Der eigentliche Gewinn des Buches liegt jedoch im Begriff der „sozialen Verbundenheit“, der dem Buch den Titel gibt. In ihm liest Vogelsang die Trias der französischen Revolution – liberté, égalité, fraternité – von hinten nach vorne. Er kehrt damit bewusst den „bürgerlich-liberalen Diskurs“ um, der von der Freiheit individueller Lebensgestaltung ausgeht und die Verbundenheit als nachträglichen und selbstbestimmten Zusammenschluss versteht. Vogelsang formuliert demgegenüber prägnant: „Menschen sind miteinander verbundene Wesen, nur auf der Grundlage dieser Verbundenheit können sie sich auch individualisieren“ (90). Pate für diese grundlegende Sozialität stehen Merleau-Pontys Gedanke der Zwischenleiblichkeit und Bernhard Waldenfels‘ Verquickung von Pathos und Response. Mit diesen beiden Phänomenologen analysiert Vogelsang die „existenzielle Dimension“ der sozialen Verbundenheit und begründet ein Menschenbild, das der spätmodernen Betonung von Autonomie und Selbstbestimmung soziale Verflochtenheit und Passivität entgegenstellt.

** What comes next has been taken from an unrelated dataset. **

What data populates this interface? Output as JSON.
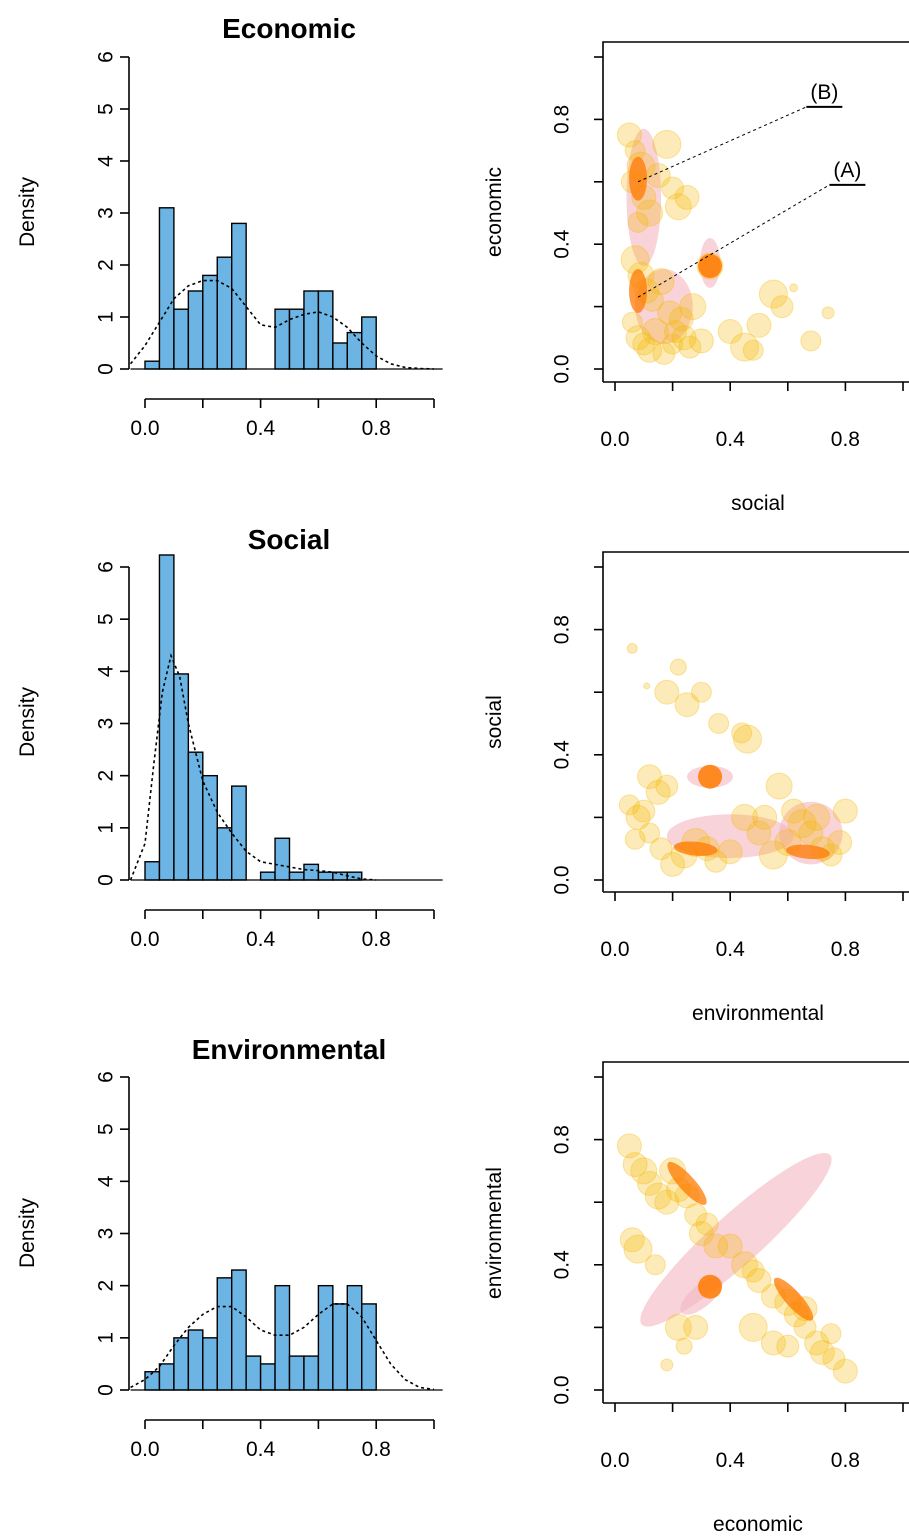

Zugleich unterscheidet Vogelsang die existenzielle Dimension der Verbundenheit von ihren sozialen Formen. Er verwehrt sich auf diese Weise überzeugend dagegen, konkrete Verwirklichungen der sozialen Verbundenheit wie zum Beispiel die Familie oder die nationale Identität unmittelbar aus der anthropologischen Dimension abzuleiten. Diesen Kurzschluss schreibt er vielmehr dem „konservativen Diskurs“ zu. Ihn analysiert er zusammen mit dem „progressiven“ und dem „christlichen“ Diskurs ausführlich als die drei großen Diskurse, die aus der sozialen Transformation im 19. Jahrhundert hervorgehen. Doch an keinen der drei großen Diskurse will Vogelsang angesichts der bevorstehenden Transformationen einfachhin anschließen. Vielmehr blickt er hoffungsvoll auf „hybride soziale Netzwerke“, in denen digitale Medien und leibliche Präsenz zusammenkommen. Die Netzwerke realisieren ein Grundanliegen Vogelsangs: In einem impliziten Anschluss an Waldenfels‘ Konzept der Interregionalität macht Vogelsang gerade die mittlere soziale Ebene stark, während er dem liberalen Diskurs eine problematische Verbindung aus Individualität und Universalität nachweist.

Insgesamt stößt das Buch von Vogelsang mit dem Begriff der sozialen Verbundenheit einen wichtigen Perspektivenwechsel an, der sich nicht nur auf die Verbundenheit mit anderen Menschen beschränken muss: Im Exkurs „Ökologische Pfade – Spuren der Verbundenheit mit der Umwelt“ weist Vogelsang bereits selbst auf eine mögliche aktuelle Weiterführung hin. Kritisch anzufragen wäre die bruchlose Einordnung populistischer Bewegungen in den konservativen Diskurs: Wäre es angesichts seiner scharfen Kritik des Liberalismus nicht origineller und angemessener, sie als Ausformungen des liberalen Diskurses auf kollektivistischer Ebene und unter Ausschaltung des universalistischen Elementes zu verstehen?